Dieses Album zieht einen ganz nach unten, dorthin, wo man eigentlich nicht mehr hin will: in die Abgründe der eigenen Laune. Ist man dort allerdings erst einmal angekommen, macht man es sich gerne gemütlich. Die 50 Minuten dieses Albums sind passgenau auf die zynischen Momente abgestimmt, auf die Situationen, in denen man sich im Selbstmitleid suhlt, man lauthals schreien will, aber keine Stimme findet. Für genau diese Momente haben die Tindersticks dieses Album geschrieben. Mit "The something rain" schmerzt das Leben erst so richtig. So soll es sein.

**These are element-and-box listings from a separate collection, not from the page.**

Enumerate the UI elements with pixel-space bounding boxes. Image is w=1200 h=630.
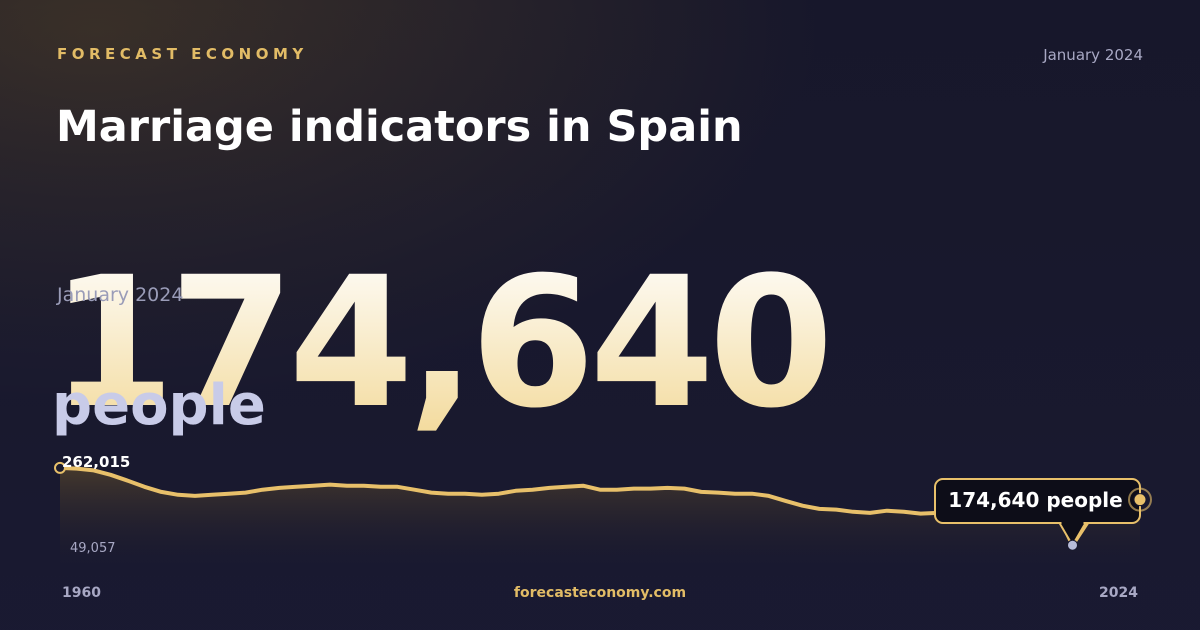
chart: 262,015 49,057 174,640 people <box>54 453 1152 563</box>
headline-unit: people <box>52 373 266 438</box>
max-label: 262,015 <box>62 453 130 471</box>
site: forecasteconomy.com <box>514 585 686 601</box>
min-point <box>1067 539 1078 551</box>
brand: FORECAST ECONOMY <box>57 45 308 63</box>
x-tick-label: 2024 <box>1099 585 1138 601</box>
max-point <box>54 461 66 474</box>
end-point <box>1133 493 1147 507</box>
headline-value: 174,640 <box>50 239 828 448</box>
callout-gap <box>1061 521 1084 525</box>
area <box>60 467 1140 563</box>
headline-date: January 2024 <box>56 284 183 306</box>
x-tick-label: 1960 <box>62 585 101 601</box>
chart-title: Marriage indicators in Spain <box>56 102 743 152</box>
min-label: 49,057 <box>70 541 116 556</box>
callout-label: 174,640 people <box>948 488 1122 512</box>
end-ring <box>1128 487 1152 512</box>
date: January 2024 <box>1042 46 1143 64</box>
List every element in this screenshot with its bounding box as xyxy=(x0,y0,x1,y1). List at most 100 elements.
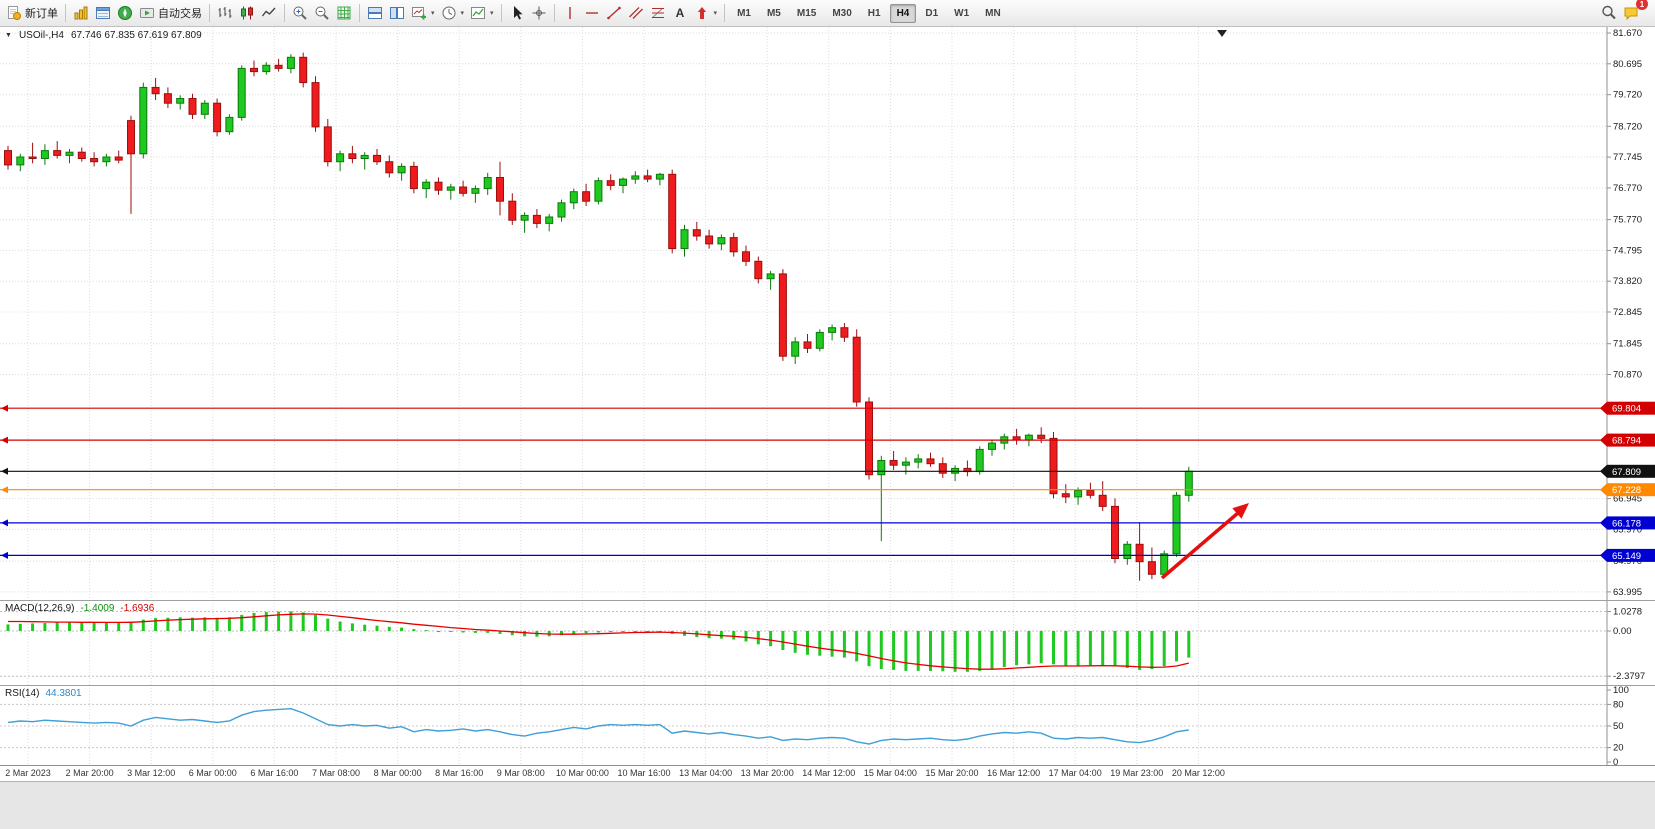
text-icon: A xyxy=(675,6,684,20)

Tindersticks in Deutschland:

07.03.12 Berlin, Volksbühne
08.03.12 Berlin, Volksbühne
12.03.12 Köln, Gloria
13.03.12 Hamburg, Thalia Theater
17.03.12 Heidelberg, Stadthalle
18.03.12 München, Muffathalle

5 Kommentare:

Ingo hat gesagt…

Ich empfehle dieses Album mit 7,5 Punkten

Volker hat gesagt…

Dann muss ich wohl auch eine Lanze fürs Album brechen.
Mittlerweile habe ich es mehrfach gehört, und ich kann jetzt für mich halbwegs sagen, warum mir "The Something Rain" tatsächlich so viel besser gefällt, als der schwache Vorgänger.
Es sind die wunderbar warme Produktion und die unglaublich pointierte Instrumentierung. Man höre nur wie die verschiedenen Instrumente im Wechsel und Zusammenspiel den einleitenden Spoken Word Beitrag gestalten und entfalten, wie sich im nachfolgenden "Show me Everything" nach und nach die Instrumententupfer zum wohligen Schlagzeugklang gesellen oder wie bei einem meiner Höhepunkte des Albums "Medicine", die verschiedenen Streicher weniger das Gerüst des Song bilden, sondern in viel mehr umtänzeln. Dabei sind viele der angesprochenen Instrumente (ja auch die tollen Bläser) im Gesamtkontext durchaus etwas in den Hintergrund gemischt (aber wie gesagt dennoch klar herauszuhören), aber gerade das gefällt mir so gut, dass sie sich quasi ein wenig wie Erinnerungsfetzen anderer Stücke ind die Songs einschleichen. Das erhöht die Wirkung meines Erachtens noch mal ums Ganze. Das ist ganz großes Kino. Während "Falling Down a Mountain" sich momentan mit "Waiting For The moon" um den letzten Platz im Tinderstick Universum streitet, will ich mir gar nicht ausmalen, wo der Weg für "The Something Rain" enden könnte.

8,5 Punkte

E. hat gesagt…

6

Dirk hat gesagt…

Kann mich, wie gesagt, nicht wirklich begeistern.

6 Punkte

Oliver Peel hat gesagt…

Nimmt man mal den Spoken Word Opener und das (schöne) Instrumental weg, bleiben gerade mal 7 Songs übrig. Die sind allerdings wirklich sehr gelungen und äußerst filigran instrumentiert. Ein Grower!